Not many legal experts expect this week’s federal indictment of former FBI director James Comey to result in a conviction. Instead, observers say President Donald Trump’s Justice Department finds its credibility wavering amid ongoing efforts to prosecute the president’s political rivals.
The case will be a “challenge for the Justice Department to win,” said The Associated Press. Comey was charged with threatening Trump with an Instagram post showing seashells arranged in the numbers “86 47.” (He later deleted the post.) The message was “ambiguous” at best and given Comey’s background he likely “didn’t intend to convey a threat of violence,” John Keller, a former Justice Department official who prosecuted violent threats, said to the AP. “Broad First Amendment protections” for political speech will make proving the case a “tall burden for the government,” said the outlet.

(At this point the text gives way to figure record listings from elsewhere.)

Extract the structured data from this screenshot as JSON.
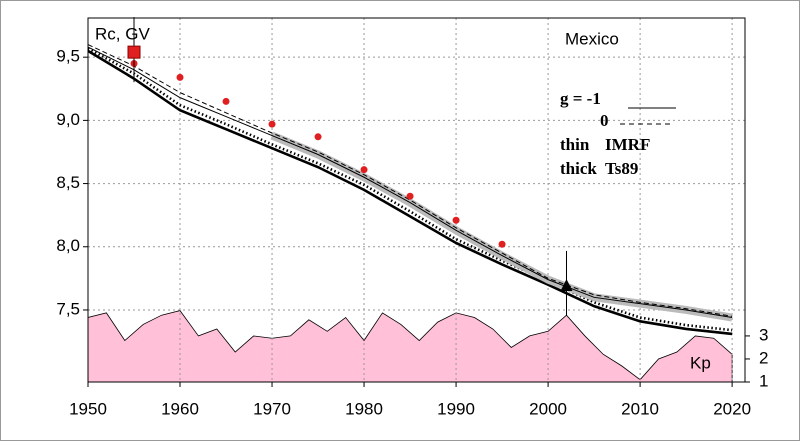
{
  "chart_data": {
    "type": "line",
    "annotations": [
      "Rc, GV",
      "Mexico",
      "g  = -1",
      "0",
      "thin",
      "IMRF",
      "thick",
      "Ts89",
      "Kp"
    ],
    "x": [
      1950,
      1955,
      1960,
      1965,
      1970,
      1975,
      1980,
      1985,
      1990,
      1995,
      2000,
      2005,
      2010,
      2015,
      2020
    ],
    "series": [
      {
        "color": "#000000",
        "style": "thick-solid",
        "values": [
          9.55,
          9.33,
          9.08,
          8.93,
          8.78,
          8.63,
          8.45,
          8.24,
          8.03,
          7.86,
          7.7,
          7.53,
          7.41,
          7.35,
          7.31
        ]
      },
      {
        "color": "#000000",
        "style": "thick-dotted",
        "values": [
          9.57,
          9.37,
          9.12,
          8.97,
          8.81,
          8.66,
          8.49,
          8.28,
          8.06,
          7.89,
          7.73,
          7.56,
          7.44,
          7.38,
          7.34
        ]
      },
      {
        "color": "#000000",
        "style": "thin-solid",
        "values": [
          9.58,
          9.4,
          9.18,
          9.03,
          8.88,
          8.73,
          8.55,
          8.35,
          8.13,
          7.93,
          7.74,
          7.6,
          7.55,
          7.5,
          7.44
        ]
      },
      {
        "color": "#000000",
        "style": "thin-dashed",
        "values": [
          9.6,
          9.43,
          9.22,
          9.06,
          8.9,
          8.75,
          8.57,
          8.37,
          8.15,
          7.95,
          7.75,
          7.62,
          7.56,
          7.51,
          7.45
        ]
      },
      {
        "type": "scatter",
        "color": "#e02020",
        "x": [
          1955,
          1960,
          1965,
          1970,
          1975,
          1980,
          1985,
          1990,
          1995
        ],
        "values": [
          9.45,
          9.34,
          9.15,
          8.97,
          8.87,
          8.61,
          8.4,
          8.21,
          8.02
        ]
      },
      {
        "type": "area",
        "axis": "y2",
        "color": "#ffc0d8",
        "x": [
          1950,
          1952,
          1954,
          1956,
          1958,
          1960,
          1962,
          1964,
          1966,
          1968,
          1970,
          1972,
          1974,
          1976,
          1978,
          1980,
          1982,
          1984,
          1986,
          1988,
          1990,
          1992,
          1994,
          1996,
          1998,
          2000,
          2002,
          2004,
          2006,
          2008,
          2010,
          2012,
          2014,
          2016,
          2018,
          2020
        ],
        "values": [
          3.8,
          4.0,
          2.8,
          3.5,
          3.9,
          4.1,
          3.0,
          3.3,
          2.3,
          3.0,
          2.9,
          3.0,
          3.7,
          3.2,
          3.8,
          2.8,
          4.0,
          3.5,
          2.8,
          3.6,
          4.0,
          3.8,
          3.3,
          2.5,
          3.0,
          3.2,
          3.9,
          3.0,
          2.2,
          1.7,
          1.1,
          2.0,
          2.3,
          3.0,
          2.9,
          2.2
        ]
      }
    ],
    "markers": [
      {
        "shape": "square",
        "color": "#e02020",
        "x": 1955,
        "y": 9.54
      },
      {
        "shape": "triangle",
        "color": "#000000",
        "x": 2002,
        "y": 7.69
      }
    ],
    "xlim": [
      1950,
      2021.4
    ],
    "xticks": [
      1950,
      1960,
      1970,
      1980,
      1990,
      2000,
      2010,
      2020
    ],
    "ylim": [
      6.93,
      9.81
    ],
    "yticks": [
      {
        "value": 7.5,
        "label": "7,5"
      },
      {
        "value": 8.0,
        "label": "8,0"
      },
      {
        "value": 8.5,
        "label": "8,5"
      },
      {
        "value": 9.0,
        "label": "9,0"
      },
      {
        "value": 9.5,
        "label": "9,5"
      }
    ],
    "y2lim": [
      1,
      16.8
    ],
    "y2ticks": [
      1,
      2,
      3
    ],
    "grid": true
  }
}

The indictment is a “grave embarrassment” to the Justice Department, Ken White said at The Popehat Report. Bringing charges over a “mildly sassy arrangement of seashells” demonstrates the “complete collapse” of the department’s integrity. Government attorneys have traditionally been granted a “presumption of regularity,” assuming that they are properly discharging their duties. That tradition is dissolving, and the “road back to credibility for the department will be long and arduous.”
DOJ ‘got the message’
Trump-friendly outlets and pundits are finding it difficult to defend the charges. The Comey indictment is “bogus,” Andrew McCarthy said at National Review. The Justice Department “shreds its credibility with the courts” when it “abuses power this way” and could invite retaliatory investigations when Democrats next take power. The Instagram post may have been “crass” but the First Amendment “protects bad and hateful speech,” Jonathan Turley said at Fox News. The indictment probably will not survive a challenge, but it is “likely to fulfill Comey’s narrative” about the dangers posed by the Trump administration.
The indictment shows the Justice Department “got the message” from the recent firing of Attorney General Pam Bondi, Glenn Thrush said at The New York Times. The agency’s “roiled leadership,” including acting Attorney General Todd Blanche, is now sharply focused on the “president’s restless efforts to exact vengeance on his enemies.” That may keep Trump “happy, or at least at bay.” But with Democrats poised to take control of Congress, the department’s leaders may find that the “opinion of a lame-duck president is increasingly not the only one worth heeding.”
‘Whims and petty desires’
The prosecution “will almost certainly fail,” Steve Benen said at MS NOW. But a conviction may not be Trump’s “intended end point.” Instead, the president is making clear he can “orchestrate federal prosecutions based entirely on his whims and petty desires.” And federal prosecutors are getting a message they should “play along with the revenge campaign or face unemployment.”
Republicans may find the case a challenge to their midterm campaigns, said The Washington Post. No candidate “wants to run on ‘I stand with Donald Trump’s retribution tour’” while gas prices are rising, said GOP strategist Barrett Marson to the outlet.